Маклаков был натурой слишком широкой, интересы его были слишком разносторонни, чтобы и на посту посла или — позднее — главы эмигрантского «офиса» замкнуться в сфере повседневной работы. Он вынес из России привычку к постоянным дружеским или деловым сношениям с «общественностью» — слово непереводимое, специфически русское, которому суждено, может быть, наподобие слова «интеллигенция», войти в иностранные языки (препятствием окажется, пожалуй, лишь то, что иностранцам будет нелегко его произнести!). Где бы Маклаков ни появлялся, внимание было обращено именно на него, о чем рассказывает Алданов в предисловии к юбилейному сборнику маклаковских речей.

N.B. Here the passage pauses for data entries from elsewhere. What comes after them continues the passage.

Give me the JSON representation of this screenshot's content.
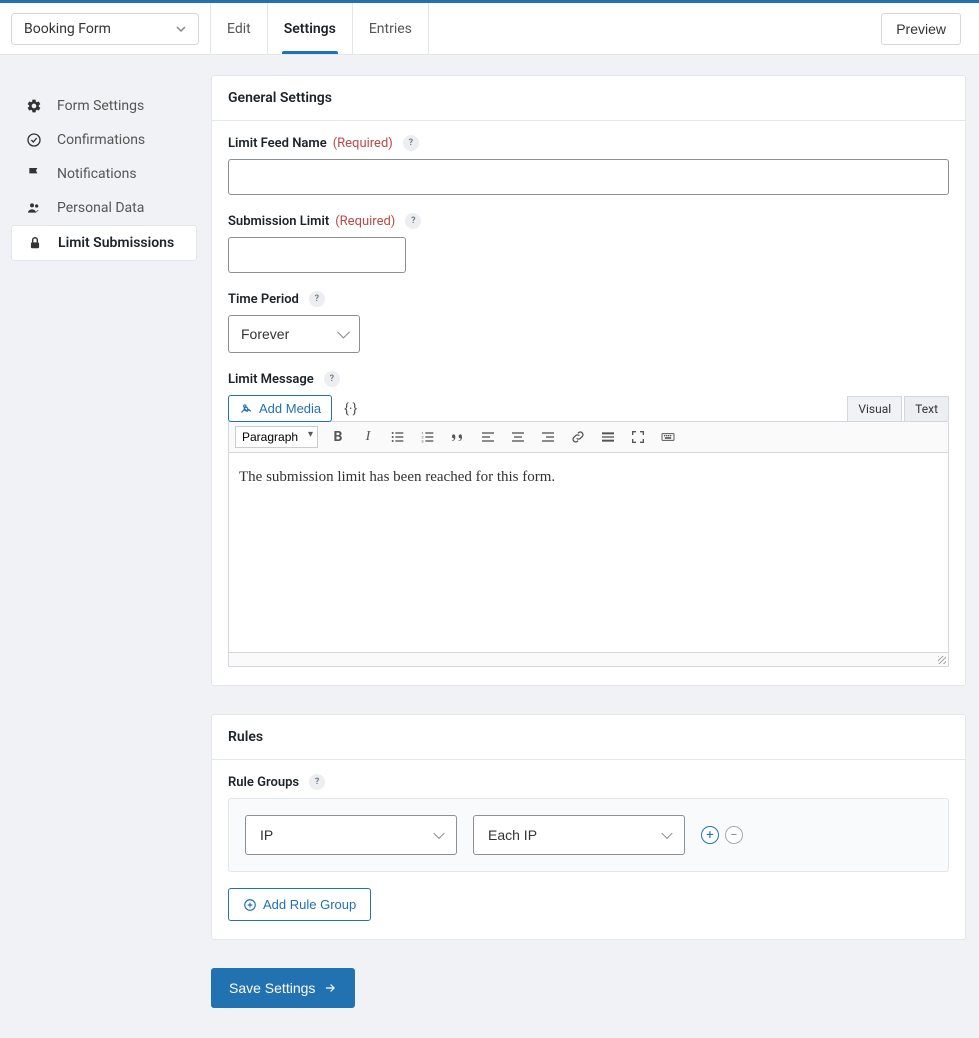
{
  "header": {
    "form_name": "Booking Form",
    "tabs": [
      "Edit",
      "Settings",
      "Entries"
    ],
    "active_tab": "Settings",
    "preview": "Preview"
  },
  "sidenav": {
    "items": [
      {
        "label": "Form Settings",
        "icon": "gear"
      },
      {
        "label": "Confirmations",
        "icon": "check-circle"
      },
      {
        "label": "Notifications",
        "icon": "flag"
      },
      {
        "label": "Personal Data",
        "icon": "users"
      },
      {
        "label": "Limit Submissions",
        "icon": "lock"
      }
    ],
    "active": "Limit Submissions"
  },
  "general": {
    "title": "General Settings",
    "feed_name_label": "Limit Feed Name",
    "feed_name_value": "",
    "submission_limit_label": "Submission Limit",
    "submission_limit_value": "",
    "required": "(Required)",
    "time_period_label": "Time Period",
    "time_period_value": "Forever",
    "limit_message_label": "Limit Message",
    "add_media": "Add Media",
    "editor_tabs": {
      "visual": "Visual",
      "text": "Text"
    },
    "format_select": "Paragraph",
    "editor_content": "The submission limit has been reached for this form."
  },
  "rules": {
    "title": "Rules",
    "groups_label": "Rule Groups",
    "rule_field": "IP",
    "rule_match": "Each IP",
    "add_group": "Add Rule Group"
  },
  "save": "Save Settings"
}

«И в столовой, и в гостиной Василий Алексеевич говорил много, чрезвычайно интересно, всегда с большим оживлением. При этом жесты и интонация у него бывали совершенно такие же, как на трибуне Государственной Думы или в петербургском, в московском суде: все было совершенно естественно. Разумеется, в огромном зале Таврического дворца он говорил громче, но и там никогда не кричал — великая ему за это благодарность! Когда человек, дойдя до очередного Александра Македонского, вдруг с трибуны начинает без причины орать диким голосом, это бывает невыносимо… И еще спасибо Василию Алексеевичу за то, что в его речах почти нет «образов». Образы адвокатов и политических деятелей — вещь нелегкая. В начале первой войны один известный оратор все говорил образные речи. Самым лучшим его образом было то, что Германия бронированным кулаком наступила на маленькую Бельгию. Помню уже в эмиграции образную речь другого известного оратора: он долго говорил о «чертополохе большевистского яда». Бунин, слушая, только тяжело вздыхал. Римляне находили, что о малых вещах надо говорить просто и интересно, а о великих — просто и благородно. Именно так говорил Маклаков».
Из публичных выступлений Василия Алексеевича в первое десятилетие эмиграции надо выделить речь о Пушкине на празднике русской культуры в июне 1926 года. Не помню, к сожалению, как отнеслись к ней слушатели, но допускаю, что были они частично разочарованы — если не самой речью, как всегда блестящей и содержательной, то ее особым характером. Многие, верно, заранее спрашивали себя, что скажет Маклаков о пушкинской поэзии, о пушкинском гении, зная, что в прошлом речи о Пушкине превращались порой во всероссийское событие, как было в 1880 году, когда Достоевский в Москве вызвал в зале рыдания и обмороки. Многие помнили и речь Блока, за несколько месяцев до его смерти, в ледяном зале Петербургского дома литераторов на Бассейной — воспоминание трагическое, которое едва ли когда-нибудь изгладится в сознании очевидцев и слушателей.
Маклаков остался верен себе, верен своей природной скромности. Он не пожелал говорить о том, что считал областью если и не совсем для себя чуждой, то все же непривычной. Как в своих писаниях о Толстом он почти никогда не говорит о художнике — указывая, что об этом «все сказано», хотя сказано о Толстом далеко не все и он, Маклаков, мог бы сказать еще многое такое, чего не заметили или не поняли другие,— так и в речи о Пушкине он пушкинского творчества не коснулся, предпочтя говорить, пусть и в связи с Пушкиным, об особенностях русской культуры, о долге эмиграции и о нашем вероятном будущем.
Он начал с напоминания, что в России никогда не было национального праздника. Были царские дни, но царские дни — совсем не то, и с каждым новым монархом дни эти менялись, что их временный характер подчеркивало. Потребность в таком празднике возникла в эмиграции, когда Россию мы потеряли, и она стала нам еще дороже, чем была. В других странах национальные праздники приурочиваются к памятным всему народу политическим событиям. У нас в прошлом такого события не было, и даже 19 февраля объединить русских людей не могло. «Мы можем мечтать и надеяться,— сказал Маклаков,— что в будущем события сложатся так, что создастся определенный день радостного перелома, день обновления и примирения, в котором все признают дату национального праздника». Явный намек на неизбежное, по тогдашним предположениям, падение большевиков.
До наступления этого дня русские люди объединяются в чествовании Пушкина. Но есть и другое, более глубокое основание для предпочтения имени литературного имени или событию политическому. Образ Пушкина, творчество Пушкина опровергают все сильнее распространяющееся «суеверие о всемогуществе государства».